Conditional on Admission, the Company has established an Audit Committee, a Remuneration
Committee and an AQSE Growth Market Rules Compliance Committee. Details of these committees
are set out below:
The Board has established an Audit and Risk Committee with formally delegated duties and responsibilities. The Audit and Risk Committee will be chaired by Christopher Neoh and its other member is Larry Carter Howick and will meet at least twice a year. It will be responsible for ensuring the financial performance of the Company is properly reported on and monitored, including reviews of the annual and interim accounts, results announcements, internal control systems and procedures and accounting policies, as well as keeping under review the categorisation, monitoring and overall effectiveness of the Company’s risk assessment and internal control processes.
The Remuneration Committee will be chaired by Christopher Neoh and its other member is Larry Carter Howick. It is expected to meet not less than two times a year. The Remuneration Committee has responsibility for determining, within agreed terms of reference, the Company’s policy on remuneration of senior executives and specific remuneration packages for executive directors and the Chairman, including pension rights and compensation payments. The remuneration of non-executive directors is a matter for the Board. No director may be involved in any discussions as to their own remuneration.
The Nominations Committee will be chaired by Christopher Neoh and its other member is Larry Carter Howick. It is expected to meet not less than two times a year. The Nomination Committee will lead the process for Board appointments and make recommendations to the Board. The Nomination Committee will regularly review the structure, size and composition (including the skills, knowledge, experience and diversity) of the Board and make recommendations to the Board with regard to any changes.
The Board has agreed that the AQSE Growth Market Rules Compliance Committee will be comprised of the Board as a whole and will be responsible for ensuring that the Company has sufficient procedures, resources and controls to enable it to comply with the AQSE Growth Market Rules for Issuers and will meet not less than twice a year. Guild will be invited to attend meetings.

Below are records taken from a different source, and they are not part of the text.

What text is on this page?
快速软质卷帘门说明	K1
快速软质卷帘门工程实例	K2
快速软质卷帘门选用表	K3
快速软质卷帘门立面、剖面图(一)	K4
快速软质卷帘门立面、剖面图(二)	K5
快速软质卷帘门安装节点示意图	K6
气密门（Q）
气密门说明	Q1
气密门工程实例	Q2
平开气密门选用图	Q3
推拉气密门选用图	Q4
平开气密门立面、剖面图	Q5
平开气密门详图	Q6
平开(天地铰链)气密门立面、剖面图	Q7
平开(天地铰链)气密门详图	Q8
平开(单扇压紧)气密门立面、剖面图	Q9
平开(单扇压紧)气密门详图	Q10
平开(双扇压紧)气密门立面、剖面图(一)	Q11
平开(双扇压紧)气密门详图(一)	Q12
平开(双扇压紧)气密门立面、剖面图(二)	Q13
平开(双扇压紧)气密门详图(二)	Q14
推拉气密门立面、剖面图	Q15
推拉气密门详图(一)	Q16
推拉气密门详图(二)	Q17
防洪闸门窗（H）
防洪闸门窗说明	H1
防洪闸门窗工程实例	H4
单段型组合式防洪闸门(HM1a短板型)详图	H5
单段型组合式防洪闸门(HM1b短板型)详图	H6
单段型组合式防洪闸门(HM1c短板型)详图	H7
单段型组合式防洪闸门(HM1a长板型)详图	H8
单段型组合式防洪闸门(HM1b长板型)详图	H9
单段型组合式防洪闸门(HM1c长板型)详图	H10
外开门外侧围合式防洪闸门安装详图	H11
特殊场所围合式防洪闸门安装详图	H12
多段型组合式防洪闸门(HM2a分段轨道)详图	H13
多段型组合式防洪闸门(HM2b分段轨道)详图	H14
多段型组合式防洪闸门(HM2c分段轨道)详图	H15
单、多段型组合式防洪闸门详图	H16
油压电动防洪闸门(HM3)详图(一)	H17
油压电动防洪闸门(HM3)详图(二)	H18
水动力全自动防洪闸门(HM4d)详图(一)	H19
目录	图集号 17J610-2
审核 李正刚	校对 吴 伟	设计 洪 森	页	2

The Company has adopted a share dealing code in relation to dealings in securities of the Company by
the Directors, and Persons Discharging Managerial Responsibility (“PDMR”), which is appropriate for
a company whose shares are traded on the AQSE Growth Market. This will constitute the Company’s
share dealing policy for the purpose of compliance with UK legislation, including the Market Abuse
Regulation. It should be noted that the insider dealing legislation set out in the UK Criminal Justice Act
1993, as well as provisions relating to market abuse, will apply to the Company and dealings in its
Ordinary Shares.
The Company has also implemented an anti-bribery and corruption policy and also implemented
appropriate procedures to ensure that the board, employees and consultants comply with the UK
Bribery Act 2010.
The Directors and have established financial controls and reporting procedures, taking into consideration the multi-jurisdictional nature of the business which are considered appropriate given the size and structure of the Company. The Directors will continue to review these processes and procedures as the Company develops.